Vocational School Resists City Annexation


Bryan Rubin, Photo editor

The Joint Vocational School in Pittsfield Township is currently engaged in a legal battle with the city of Oberlin. Oberlin sued the Lorain County Vocational School last June in an attempt to legally annex the school.

Oliver Bok, Editor in Chief

The city of Oberlin wants to expand city limits to include the Lorain County Joint Vocational School, but the school doesn’t want to join.

JVS is currently located in Pittsfield Township, an unincorporated part of Lorain County that does not levy an income tax to residents or day workers. The city of Oberlin believes it has a legal right to take possession of JVS. If Oberlin successfully annexes the school, JVS employees will have to pay Oberlin income tax.

According to Oberlin City Manager Eric Norenberg, when JVS was in the planning process, the number of school districts opting into the vocational school kept increasing, necessitating a larger school. Eventually the school became so large that plans to use a septic tank became unfeasible.
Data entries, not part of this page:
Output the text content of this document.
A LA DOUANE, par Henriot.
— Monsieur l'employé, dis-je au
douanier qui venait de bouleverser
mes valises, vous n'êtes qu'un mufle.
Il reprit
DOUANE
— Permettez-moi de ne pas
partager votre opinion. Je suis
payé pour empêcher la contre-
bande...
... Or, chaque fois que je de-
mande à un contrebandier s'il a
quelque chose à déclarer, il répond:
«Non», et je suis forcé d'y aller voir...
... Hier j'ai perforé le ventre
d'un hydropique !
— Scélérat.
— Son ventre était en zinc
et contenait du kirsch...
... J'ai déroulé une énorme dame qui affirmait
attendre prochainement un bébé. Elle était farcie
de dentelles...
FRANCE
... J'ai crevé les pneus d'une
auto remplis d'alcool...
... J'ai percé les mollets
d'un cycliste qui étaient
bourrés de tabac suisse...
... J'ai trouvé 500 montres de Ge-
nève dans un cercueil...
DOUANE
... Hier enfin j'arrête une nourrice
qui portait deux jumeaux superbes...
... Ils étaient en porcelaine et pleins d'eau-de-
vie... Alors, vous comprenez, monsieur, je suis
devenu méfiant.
In 1971, the city of Oberlin offered a solution to extend the city’s sewer system outside the city boundaries for JVS use. In return, JVS agreed to be absorbed by the city if Oberlin ever grew to border JVS. Legally, cities can only annex contiguous property.
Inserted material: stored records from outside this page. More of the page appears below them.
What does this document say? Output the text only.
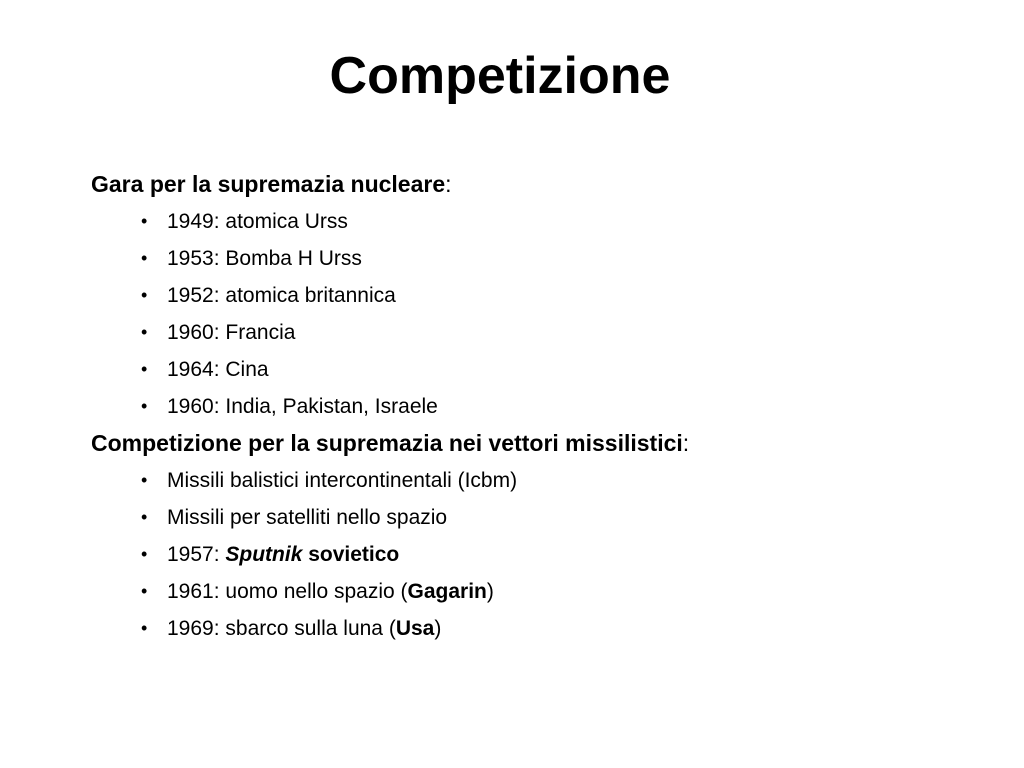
Competizione
Gara per la supremazia nucleare:
• 1949: atomica Urss
• 1953: Bomba H Urss
• 1952: atomica britannica
• 1960: Francia
• 1964: Cina
• 1960: India, Pakistan, Israele
Competizione per la supremazia nei vettori missilistici:
• Missili balistici intercontinentali (Icbm)
• Missili per satelliti nello spazio
• 1957: Sputnik sovietico
• 1961: uomo nello spazio (Gagarin)
• 1969: sbarco sulla luna (Usa)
Norenberg stated that sometime around 2008, Oberlin annexed a property across the street from JVS that made the city contiguous with the school. To Norenberg, Oberlin’s annexation of JVS is simply a matter of ensuring that the school upholds its promise.

“We have a law on the books that’s been there for years — decades — that says we will not provide water or sewer service unless you are annexing into the city. In order for us to continue to enforce that policy for others, we need everybody who has agreed to do that to fulfill their obligation. … We did what we were obligated to do. We installed the sewer line, we have been managing it, maintaining it and treating their sewage for 40 years and they have not fulfilled their part of the obligation.”

To Pittsfield Township Trustee Mark McConnell, however, Oberlin’s push to annex JVS is nothing more than a shameless gambit to increase tax revenue for the city.

“As a private citizen and a public servant, I cannot condone a money grab in public education; public education has enough problems as it is,” McConnell said.

McConnell also noted that he personally opposed the annexation, even though Oberlin would give the township a share of the tax revenue as stated in an agreement made between Oberlin and Pittsfield years ago.

JVS Superintendent Glenn Faircloth also cast doubt on the idea that Oberlin and JVS are contiguous after all.

“We’re looking at different land plots to see what may be possibly contiguous, getting land surveys and all that,” Faircloth said. “It’s a big process because this district was created by land plots: Farmers had donated certain plots of land, you have a railroad track that comes in between. There’s a lot of different land situations that have to be investigated, so we’re still working through that process.”

To Norenberg, JVS has much to gain from becoming part of Oberlin.

“Right now, they get fire protection from Wellington. I think it will be much better for them in terms of emergency response and for their insurance to have fire service from the city of Oberlin right across the street from their facility.”

But in Faircloth’s opinion, the school has had excellent and responsive emergency services for more than 40 years.

“We have never been dissatisfied with the service we have already been receiving, which has been superior,” he said.

Norenberg and Faircloth also sharply disagree on how they would prefer to see the case resolved. Norenberg decried the use of taxpayer funds for attorneys on both sides of the case and said he would love to find a “win-win” solution with some kind of settlement. Faircloth, on the other hand, wants the case to play out in court and have it resolved by the ruling or recommendations of a judge.

A judge recently filed a preliminary injunction allowing Oberlin’s case to progress. According to Norenberg, the case won’t go before a judge for another month or two.

Faircloth took care to emphasize that regardless of the school’s legal battle with Oberlin, JVS will keep doing what it does best: educating young people and teaching them valuable skills.

“We’re still chugging along here at the JVS. We received straight A’s on our report card. We’re very pleased by that. … We’re moving along, we’re moving along,” Faircloth said.